Re: Performance Testing MD-RAID10 with 1 failed drive

Umang Agarwalla <umangagarwalla111@xxxxxxxxx> · Thu, 20 Oct 2022 12:13:19 +0530

Hello Roger, All,

Thanks for your response.

Yes, the scenario is when the drive completely fails out of raid10. I
know it's not right to approach to run an array with a failed drive.
But what I am trying to understand is, how to benchmark the
performance hit in such a condition.
It's always a priority for us to get the failed drive replaced.

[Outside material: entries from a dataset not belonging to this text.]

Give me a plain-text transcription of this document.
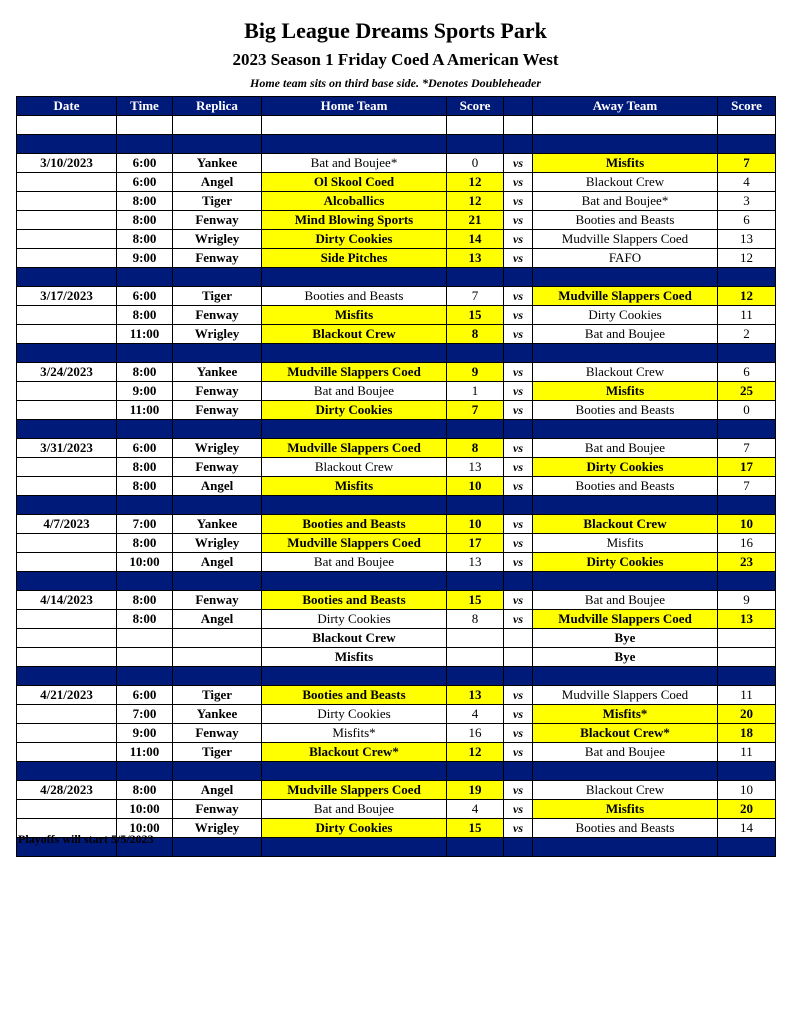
Big League Dreams Sports Park
2023 Season 1 Friday Coed A American West
Home team sits on third base side. *Denotes Doubleheader
Date	Time	Replica	Home Team	Score		Away Team	Score

3/10/2023	6:00	Yankee	Bat and Boujee*	0	vs	Misfits	7
	6:00	Angel	Ol Skool Coed	12	vs	Blackout Crew	4
	8:00	Tiger	Alcoballics	12	vs	Bat and Boujee*	3
	8:00	Fenway	Mind Blowing Sports	21	vs	Booties and Beasts	6
	8:00	Wrigley	Dirty Cookies	14	vs	Mudville Slappers Coed	13
	9:00	Fenway	Side Pitches	13	vs	FAFO	12

3/17/2023	6:00	Tiger	Booties and Beasts	7	vs	Mudville Slappers Coed	12
	8:00	Fenway	Misfits	15	vs	Dirty Cookies	11
	11:00	Wrigley	Blackout Crew	8	vs	Bat and Boujee	2

3/24/2023	8:00	Yankee	Mudville Slappers Coed	9	vs	Blackout Crew	6
	9:00	Fenway	Bat and Boujee	1	vs	Misfits	25
	11:00	Fenway	Dirty Cookies	7	vs	Booties and Beasts	0

3/31/2023	6:00	Wrigley	Mudville Slappers Coed	8	vs	Bat and Boujee	7
	8:00	Fenway	Blackout Crew	13	vs	Dirty Cookies	17
	8:00	Angel	Misfits	10	vs	Booties and Beasts	7

4/7/2023	7:00	Yankee	Booties and Beasts	10	vs	Blackout Crew	10
	8:00	Wrigley	Mudville Slappers Coed	17	vs	Misfits	16
	10:00	Angel	Bat and Boujee	13	vs	Dirty Cookies	23

4/14/2023	8:00	Fenway	Booties and Beasts	15	vs	Bat and Boujee	9
	8:00	Angel	Dirty Cookies	8	vs	Mudville Slappers Coed	13
			Blackout Crew			Bye	
			Misfits			Bye	

4/21/2023	6:00	Tiger	Booties and Beasts	13	vs	Mudville Slappers Coed	11
	7:00	Yankee	Dirty Cookies	4	vs	Misfits*	20
	9:00	Fenway	Misfits*	16	vs	Blackout Crew*	18
	11:00	Tiger	Blackout Crew*	12	vs	Bat and Boujee	11

4/28/2023	8:00	Angel	Mudville Slappers Coed	19	vs	Blackout Crew	10
	10:00	Fenway	Bat and Boujee	4	vs	Misfits	20
	10:00	Wrigley	Dirty Cookies	15	vs	Booties and Beasts	14

Playoffs will start 5/5/2023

We run kafka brokers on these machines to be specific on the type of
the workload it is handling.

On Thu, Oct 20, 2022 at 4:54 AM Roger Heflin <rogerheflin@xxxxxxxxx> wrote:
>
> Is the  drive completely  failed out of the raid10?
>
> With a drive missing I would only expect read issues, but if the read
> load is high enough that it really needs both disks for the read load,
> then that would cause the writes to be slower if the total IO
> (read+write load) is overloading the disks.
>
> With 7200 rpm disks you can do a max of about 100-150 seeks and/or
> IOPS per second on each disk, any more than that and all performance
> on the disks will start to back up.   It will be worse if the
> application is writing sync to the disks (app guys love sync but fail
> to understand how it interacts with spinning disk hardware).
>
> Sar -d will show the disks and the tps (iops) and the wait time (7200
> disk has seek time of around 5-8ms).   It will also show similar stats
> on the md device itself.  If the device is getting backed up that
> means that app guys failed to understand the ability of the hardware
> and what their application needs.
>
> On Wed, Oct 19, 2022 at 5:11 PM Wols Lists <antlists@xxxxxxxxxxxxxxx> wrote:
> >
> > On 19/10/2022 22:00, Reindl Harald wrote:
> > >
> > >
> > > Am 19.10.22 um 21:30 schrieb Umang Agarwalla:
> > >> Hello all,
> > >>
> > >> We run Linux RAID 10 in our production with 8 SAS HDDs 7200RPM.
> > >> We recently got to know from the application owners that the writes on
> > >> these machines get affected when there is one failed drive in this
> > >> RAID10 setup, but unfortunately we do not have much data around to
> > >> prove this and exactly replicate this in production.
> > >>
> > >> Wanted to know from the people of this mailing list if they have ever
> > >> come across any such issues.
> > >> Theoretically as per my understanding a RAID10 with even a failed
> > >> drive should be able to handle all the production traffic without any
> > >> issues. Please let me know if my understanding of this is correct or
> > >> not.
> > >
> > > "without any issue" is nonsense by common sense
> >
> > No need for the sark. And why shouldn't it be "without any issue"?
> > Common sense is usually mistaken. And common sense says to me the exact
> > opposite - with a drive missing that's one fewer write, so if anything
> > it should be quicker.
> >
> > Given that - on the system my brother was using - the ops guys didn't
> > notice their raid-6 was missing TWO drives, it seems like lost drives
> > aren't particularly noticeable by their absence ...
> >
> > Okay, with a drive missing it's DANGEROUS, but it should not have any
> > noticeable impact on a production system until you replace the drive and
> > it's rebuilding.
> >
> > Unfortunately, I don't know enough to say whether a missing drive would,
> > or should, impact performance.
> >
> > Cheers,
> > Wol